What I think may be the hardest thing in the world is losing a parent. While I have remained mostly publicly silent about it, I think I finally have something of importance to say about it. Something that might mean something to someone out there.
It’s true what they say, you do not know you have until it is gone. My dad was one of my best friends in the world, and I could talk to him about anything. My goal, when he was originally diagnosed with stomach cancer (which had spread to other parts of his body) was to become a doctor. He was supposed to go into remission, and then I could take care of him if it ever came back again.

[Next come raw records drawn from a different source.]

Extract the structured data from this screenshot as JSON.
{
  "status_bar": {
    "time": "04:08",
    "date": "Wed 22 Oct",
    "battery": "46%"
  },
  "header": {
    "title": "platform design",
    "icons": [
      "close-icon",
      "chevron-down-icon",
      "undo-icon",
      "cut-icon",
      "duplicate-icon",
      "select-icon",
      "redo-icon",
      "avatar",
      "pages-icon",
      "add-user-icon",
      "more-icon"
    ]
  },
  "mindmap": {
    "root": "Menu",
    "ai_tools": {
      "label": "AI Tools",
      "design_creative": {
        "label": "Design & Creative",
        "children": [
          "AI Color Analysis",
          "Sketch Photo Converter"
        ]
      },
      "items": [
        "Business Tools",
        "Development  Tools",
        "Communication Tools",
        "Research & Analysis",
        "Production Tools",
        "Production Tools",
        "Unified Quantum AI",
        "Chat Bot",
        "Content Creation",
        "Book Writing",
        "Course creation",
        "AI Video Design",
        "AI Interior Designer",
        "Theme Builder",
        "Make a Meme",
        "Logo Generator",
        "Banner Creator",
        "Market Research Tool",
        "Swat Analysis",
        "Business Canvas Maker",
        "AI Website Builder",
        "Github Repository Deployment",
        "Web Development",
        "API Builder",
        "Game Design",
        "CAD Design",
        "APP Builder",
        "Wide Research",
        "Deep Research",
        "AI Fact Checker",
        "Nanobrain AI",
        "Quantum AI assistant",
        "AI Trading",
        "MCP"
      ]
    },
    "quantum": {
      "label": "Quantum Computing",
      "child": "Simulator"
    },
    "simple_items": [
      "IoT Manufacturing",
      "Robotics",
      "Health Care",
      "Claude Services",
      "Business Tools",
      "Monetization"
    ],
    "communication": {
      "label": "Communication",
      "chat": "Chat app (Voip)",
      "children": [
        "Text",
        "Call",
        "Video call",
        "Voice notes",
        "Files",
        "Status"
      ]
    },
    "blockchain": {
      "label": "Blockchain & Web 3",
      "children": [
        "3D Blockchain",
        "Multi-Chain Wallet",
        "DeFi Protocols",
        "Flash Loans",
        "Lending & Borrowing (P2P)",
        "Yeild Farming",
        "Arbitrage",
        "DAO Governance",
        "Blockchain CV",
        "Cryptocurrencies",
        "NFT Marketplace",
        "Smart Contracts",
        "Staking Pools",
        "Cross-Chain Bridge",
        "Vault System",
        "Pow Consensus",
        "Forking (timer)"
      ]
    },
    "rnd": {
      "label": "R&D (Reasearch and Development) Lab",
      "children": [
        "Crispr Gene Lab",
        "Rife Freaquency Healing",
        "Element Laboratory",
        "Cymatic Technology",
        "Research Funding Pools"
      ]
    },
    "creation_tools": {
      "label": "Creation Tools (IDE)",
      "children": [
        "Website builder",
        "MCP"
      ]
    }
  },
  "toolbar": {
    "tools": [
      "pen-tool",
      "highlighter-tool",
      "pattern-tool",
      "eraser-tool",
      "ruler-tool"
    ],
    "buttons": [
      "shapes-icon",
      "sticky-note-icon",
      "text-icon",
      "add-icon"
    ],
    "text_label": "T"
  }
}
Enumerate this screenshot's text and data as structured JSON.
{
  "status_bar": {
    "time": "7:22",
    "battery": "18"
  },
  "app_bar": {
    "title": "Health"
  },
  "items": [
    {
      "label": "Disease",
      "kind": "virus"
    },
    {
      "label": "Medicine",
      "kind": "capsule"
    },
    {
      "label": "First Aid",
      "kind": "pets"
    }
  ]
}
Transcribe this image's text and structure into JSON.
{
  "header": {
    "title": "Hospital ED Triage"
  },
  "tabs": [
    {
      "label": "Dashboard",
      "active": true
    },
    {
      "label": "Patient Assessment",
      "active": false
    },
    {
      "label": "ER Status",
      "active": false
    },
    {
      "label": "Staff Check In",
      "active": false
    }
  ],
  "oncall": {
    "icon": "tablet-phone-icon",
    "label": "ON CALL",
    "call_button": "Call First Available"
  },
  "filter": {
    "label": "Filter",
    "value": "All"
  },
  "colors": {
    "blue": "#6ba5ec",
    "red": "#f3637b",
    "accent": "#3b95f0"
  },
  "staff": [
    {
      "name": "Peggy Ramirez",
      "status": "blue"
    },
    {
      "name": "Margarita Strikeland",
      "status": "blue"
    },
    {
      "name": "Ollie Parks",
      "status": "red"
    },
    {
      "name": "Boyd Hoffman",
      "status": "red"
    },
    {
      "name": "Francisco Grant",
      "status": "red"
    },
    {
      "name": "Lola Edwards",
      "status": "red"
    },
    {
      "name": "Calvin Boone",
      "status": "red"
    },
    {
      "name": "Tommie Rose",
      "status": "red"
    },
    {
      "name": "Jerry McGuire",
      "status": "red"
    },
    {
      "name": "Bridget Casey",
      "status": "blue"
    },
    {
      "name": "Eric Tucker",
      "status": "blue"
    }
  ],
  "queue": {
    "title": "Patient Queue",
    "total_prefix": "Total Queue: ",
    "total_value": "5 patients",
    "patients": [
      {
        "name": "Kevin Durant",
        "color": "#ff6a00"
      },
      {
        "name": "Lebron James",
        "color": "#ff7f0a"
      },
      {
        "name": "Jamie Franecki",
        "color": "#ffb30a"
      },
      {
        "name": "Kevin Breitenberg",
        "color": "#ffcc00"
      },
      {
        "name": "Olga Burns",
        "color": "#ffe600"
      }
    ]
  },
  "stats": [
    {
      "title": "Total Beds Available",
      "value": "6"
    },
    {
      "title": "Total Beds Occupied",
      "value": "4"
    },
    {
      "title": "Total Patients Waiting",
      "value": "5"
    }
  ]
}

We often take for granted what we have. Think of all the people who are 70 or 80 that hate to be alive, that complain about everything, and are just filled with anger. While they may have had terrible lives, they should still be grateful to be alive, and grateful to be able to tell those stories.
While this was what I thought I wanted to do at the time, it’s not now. But that is another story, for another time. Anyways, sadly my dad passed away in February 2007. Luckily, I had gone home that weekend to say hello to the family, as it was a three day weekend.
I received a call in the middle of the night, and it was from a random number of my hometown. I knew something was up, so I answered it. It was my mother, and upon hearing the news, i felt the sickest to my stomach that I have ever felt. It felt both that the bottom of my stomach was the heaviest thing in the world, and that it was moving around a lot.
What I think I, as well as many other people do, is to grieve initially at the time. Then you don’t forget about it per say, but you don’t really acknowledge it either. We lull ourselves into this false sense of everything is going to be ok. The fact is you can’t ever talk to that person ever again.
Or can you? The most important thing I have learned is to keep talking. I will do this for the rest of my life. I can still usually figure out what he would say. What I can’t, I talk to my mom and is friends about. The important thing is to keep talking. The point where you let the grief win is to stop talking to who you lost altogether.
I tend to think where human beings triumph and fail at the same time is death. Think of how many cemeteries you have seen in your life. We give a great value to the afterlife. We almost let it rule us. But, as my 7th grade history teacher would say, “We don’t let history repeat itself.” We allow ourselves to learn from mistakes and learn from the future.
And as sad as all of it is, it’s what makes life important, what seperates and distinguishes human beings from other species, and keeps society going.